I came across an excellent story by Ars Technica on the Stuxnet malware. It’s well worth the read as it goes into detail on how the virus originated, how it was analyzed and how security researchers got to the bottom of what it had been designed to do.
Stuxnet is a piece of malware allegedly designed to infect Iran’s nuclear facilities’ systems and damage the centrifuges where uranium enrichment was taking place.
It’s an intriguing story on what people can achieve when they launch targeted cyber attacks on their victims. The Stuxnet malware was quite sophisticated; using obfuscation techniques to avoid detection and reverse engineering, multiple zero-day exploits to help it spread and infect new machines, as well as having a malicious payload targeting specific hardware (the centrifuges). The Stuxnet malware also used stolen digital certificates from two companies, Realtek and JMicron Technologies, to trick the system into accepting it as a genuine piece of software.
The Stuxnet malware was designed to use programmable logic controllers that altered the way the centrifuges worked, allegedly induce stress and, finally leading to a breakdown in the system. By altering the frequency of the centrifuges, the virus forced the centrifuges to rotate at maximum speed for brief periods of time, then at normal speed, and then at the slowest possible speed before rotating against at normal speed again. This occurred only when the hardware met particular specifications.
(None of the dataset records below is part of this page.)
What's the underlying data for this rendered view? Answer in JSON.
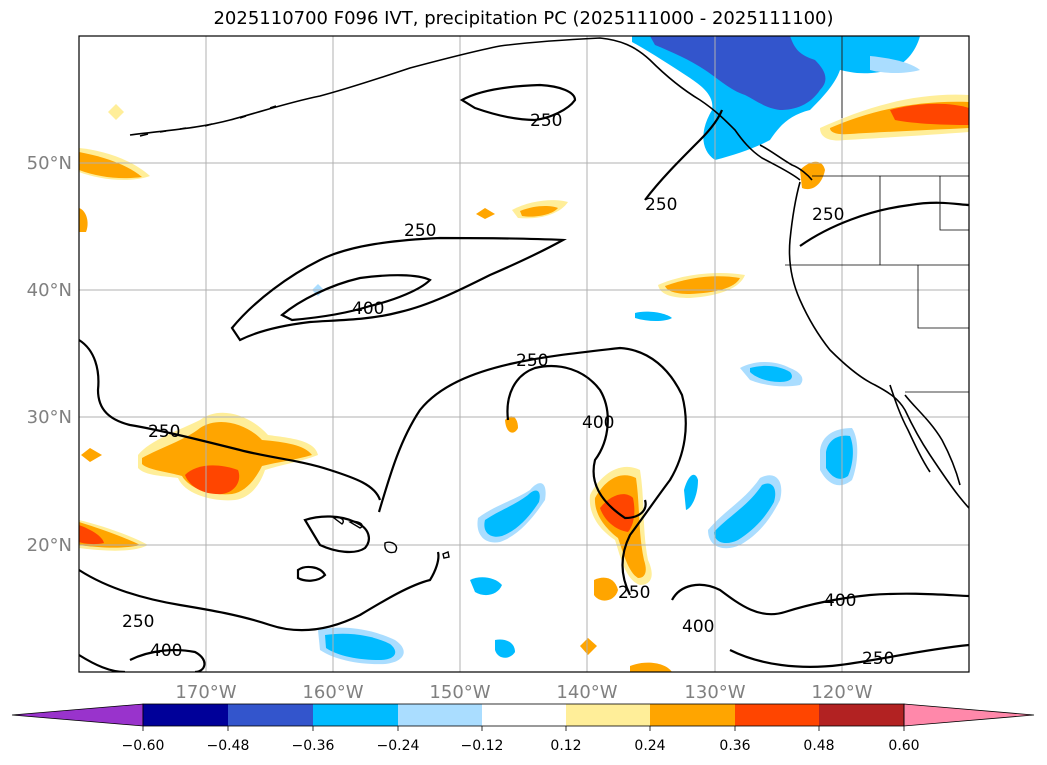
{
  "title": "2025110700 F096 IVT, precipitation PC (2025111000 - 2025111100)",
  "map": {
    "lon_range": [
      -180,
      -110
    ],
    "lat_range": [
      10,
      60
    ],
    "lat_ticks": [
      {
        "value": 20,
        "label": "20°N"
      },
      {
        "value": 30,
        "label": "30°N"
      },
      {
        "value": 40,
        "label": "40°N"
      },
      {
        "value": 50,
        "label": "50°N"
      }
    ],
    "lon_ticks": [
      {
        "value": -170,
        "label": "170°W"
      },
      {
        "value": -160,
        "label": "160°W"
      },
      {
        "value": -150,
        "label": "150°W"
      },
      {
        "value": -140,
        "label": "140°W"
      },
      {
        "value": -130,
        "label": "130°W"
      },
      {
        "value": -120,
        "label": "120°W"
      }
    ],
    "gridlines": true,
    "contour_levels": [
      {
        "level": 250,
        "label": "250"
      },
      {
        "level": 400,
        "label": "400"
      }
    ]
  },
  "colorbar": {
    "extend": "both",
    "colors": [
      "#9933cc",
      "#000099",
      "#3355cc",
      "#00bbff",
      "#aaddff",
      "#ffffff",
      "#ffee99",
      "#ffa500",
      "#ff4500",
      "#b22222",
      "#ff88aa"
    ],
    "ticks": [
      "−0.60",
      "−0.48",
      "−0.36",
      "−0.24",
      "−0.12",
      "0.12",
      "0.24",
      "0.36",
      "0.48",
      "0.60"
    ]
  }
}
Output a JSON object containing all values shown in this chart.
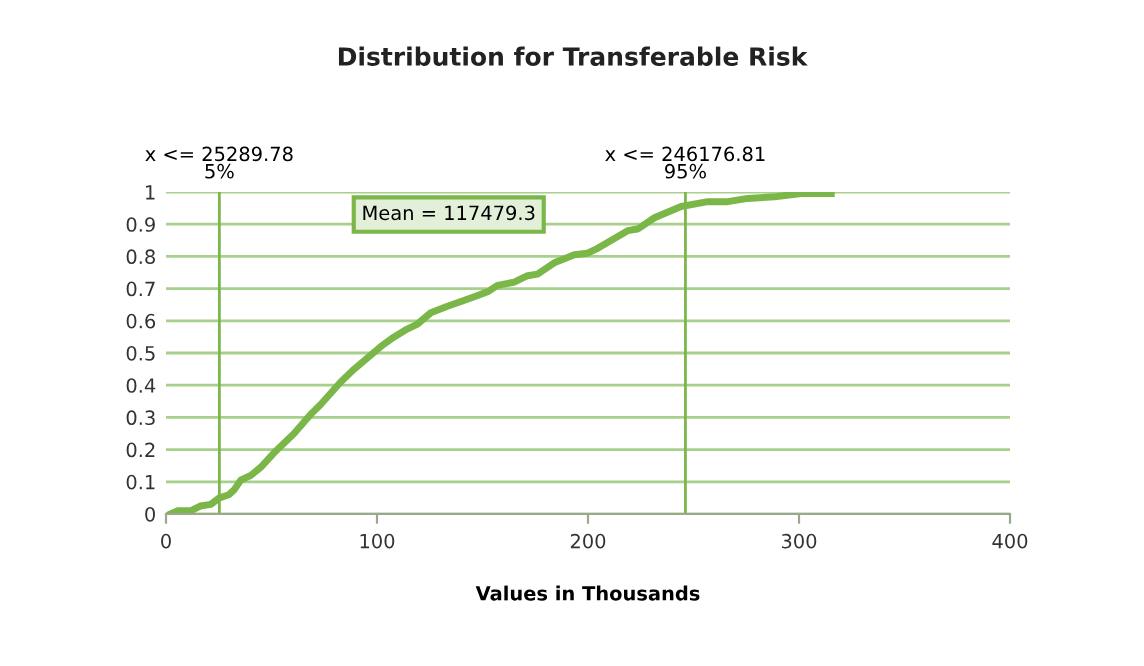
{
  "chart_data": {
    "type": "line",
    "title": "Distribution for Transferable Risk",
    "xlabel": "Values in Thousands",
    "series": [
      {
        "color": "#7ab648",
        "x": [
          2.2,
          5.4,
          11.7,
          16.4,
          21.2,
          25.3,
          29.8,
          32.3,
          35.4,
          40.2,
          44.9,
          51.2,
          60.7,
          68.6,
          73.3,
          82.8,
          89.2,
          95.5,
          101.8,
          108.1,
          114.5,
          119.2,
          125.5,
          133.4,
          139.8,
          146.1,
          152.4,
          157.1,
          165,
          171.4,
          176.1,
          184,
          193.5,
          199.8,
          204.6,
          218.8,
          223.5,
          231.5,
          244.1,
          256.8,
          266.2,
          275.7,
          288.4,
          301,
          315.3
        ],
        "values": [
          0,
          0.01,
          0.01,
          0.025,
          0.03,
          0.05,
          0.06,
          0.075,
          0.105,
          0.12,
          0.145,
          0.19,
          0.25,
          0.31,
          0.34,
          0.41,
          0.45,
          0.485,
          0.52,
          0.55,
          0.575,
          0.59,
          0.625,
          0.645,
          0.66,
          0.675,
          0.69,
          0.71,
          0.72,
          0.74,
          0.745,
          0.78,
          0.805,
          0.81,
          0.825,
          0.88,
          0.885,
          0.92,
          0.955,
          0.97,
          0.97,
          0.98,
          0.985,
          0.995,
          0.995
        ]
      }
    ],
    "xlim": [
      0,
      400
    ],
    "xticks": [
      0,
      100,
      200,
      300,
      400
    ],
    "ylim": [
      0,
      1
    ],
    "yticks": [
      0,
      0.1,
      0.2,
      0.3,
      0.4,
      0.5,
      0.6,
      0.7,
      0.8,
      0.9,
      1
    ],
    "ref_lines": [
      {
        "axis": "x",
        "value": 25.28978,
        "label": "x <= 25289.78\n5%",
        "color": "#7ab648"
      },
      {
        "axis": "x",
        "value": 246.17681,
        "label": "x <= 246176.81\n95%",
        "color": "#7ab648"
      }
    ],
    "annotations": [
      "Mean = 117479.3"
    ],
    "grid": "y",
    "legend": false,
    "marker": "none",
    "line_style": "solid"
  }
}
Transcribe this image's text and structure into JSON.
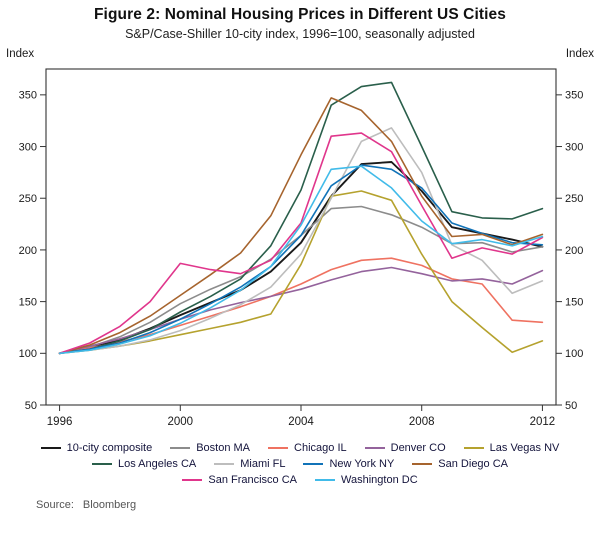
{
  "header": {
    "title": "Figure 2: Nominal Housing Prices in Different US Cities",
    "subtitle": "S&P/Case-Shiller 10-city index, 1996=100, seasonally adjusted"
  },
  "footer": {
    "source_label": "Source:",
    "source_value": "Bloomberg"
  },
  "chart_data": {
    "type": "line",
    "title": "Figure 2: Nominal Housing Prices in Different US Cities",
    "subtitle": "S&P/Case-Shiller 10-city index, 1996=100, seasonally adjusted",
    "xlabel": "",
    "ylabel_left": "Index",
    "ylabel_right": "Index",
    "grid": false,
    "legend_position": "bottom",
    "x": [
      1996,
      1997,
      1998,
      1999,
      2000,
      2001,
      2002,
      2003,
      2004,
      2005,
      2006,
      2007,
      2008,
      2009,
      2010,
      2011,
      2012
    ],
    "xticks": [
      1996,
      2000,
      2004,
      2008,
      2012
    ],
    "yticks": [
      50,
      100,
      150,
      200,
      250,
      300,
      350
    ],
    "xlim": [
      1995.55,
      2012.45
    ],
    "ylim": [
      50,
      375
    ],
    "series": [
      {
        "name": "10-city composite",
        "color": "#1a1a1a",
        "values": [
          100,
          105,
          113,
          124,
          137,
          149,
          161,
          179,
          207,
          252,
          283,
          285,
          257,
          222,
          216,
          210,
          203
        ]
      },
      {
        "name": "Boston MA",
        "color": "#8c8c8c",
        "values": [
          100,
          106,
          116,
          130,
          148,
          162,
          174,
          191,
          214,
          240,
          242,
          234,
          222,
          206,
          207,
          198,
          203
        ]
      },
      {
        "name": "Chicago IL",
        "color": "#ef7261",
        "values": [
          100,
          105,
          111,
          118,
          127,
          136,
          145,
          155,
          167,
          181,
          190,
          192,
          185,
          172,
          167,
          132,
          130
        ]
      },
      {
        "name": "Denver CO",
        "color": "#94639c",
        "values": [
          100,
          107,
          114,
          123,
          133,
          142,
          149,
          155,
          162,
          171,
          179,
          183,
          177,
          170,
          172,
          167,
          180
        ]
      },
      {
        "name": "Las Vegas NV",
        "color": "#b5a22e",
        "values": [
          100,
          103,
          107,
          112,
          118,
          124,
          130,
          138,
          186,
          252,
          257,
          248,
          196,
          150,
          125,
          101,
          112
        ]
      },
      {
        "name": "Los Angeles CA",
        "color": "#2a5f4b",
        "values": [
          100,
          104,
          112,
          123,
          140,
          155,
          172,
          204,
          258,
          340,
          358,
          362,
          300,
          237,
          231,
          230,
          240
        ]
      },
      {
        "name": "Miami FL",
        "color": "#bdbdbd",
        "values": [
          100,
          103,
          107,
          113,
          122,
          134,
          147,
          164,
          196,
          250,
          305,
          318,
          275,
          205,
          190,
          158,
          170
        ]
      },
      {
        "name": "New York NY",
        "color": "#1173b8",
        "values": [
          100,
          104,
          110,
          120,
          133,
          148,
          164,
          184,
          214,
          262,
          282,
          278,
          260,
          226,
          216,
          207,
          205
        ]
      },
      {
        "name": "San Diego CA",
        "color": "#a6642e",
        "values": [
          100,
          108,
          120,
          136,
          156,
          176,
          197,
          233,
          292,
          347,
          335,
          305,
          252,
          213,
          215,
          205,
          215
        ]
      },
      {
        "name": "San Francisco CA",
        "color": "#e0368c",
        "values": [
          100,
          110,
          126,
          150,
          187,
          181,
          177,
          190,
          226,
          310,
          313,
          295,
          243,
          192,
          202,
          196,
          212
        ]
      },
      {
        "name": "Washington DC",
        "color": "#41bbe9",
        "values": [
          100,
          103,
          109,
          117,
          129,
          144,
          161,
          184,
          224,
          278,
          281,
          260,
          228,
          206,
          210,
          204,
          213
        ]
      }
    ],
    "legend_rows": [
      [
        0,
        1,
        2,
        3,
        4
      ],
      [
        5,
        6,
        7,
        8
      ],
      [
        9,
        10
      ]
    ]
  }
}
This story shows how malware can be designed to cause serious damage to a targeted system or organization. Stuxnet hijacked the application controlling the programmable logic controls in such a way that the physical changes to the hardware were made but they would not be noticed by staff checking the system’s operational parameters.
It is unlikely that such complex malware would be engineered to attack non-high profile targets but it’s a great insight into the brains behind malware designers and how their work evolves and hits targets with surgical precision.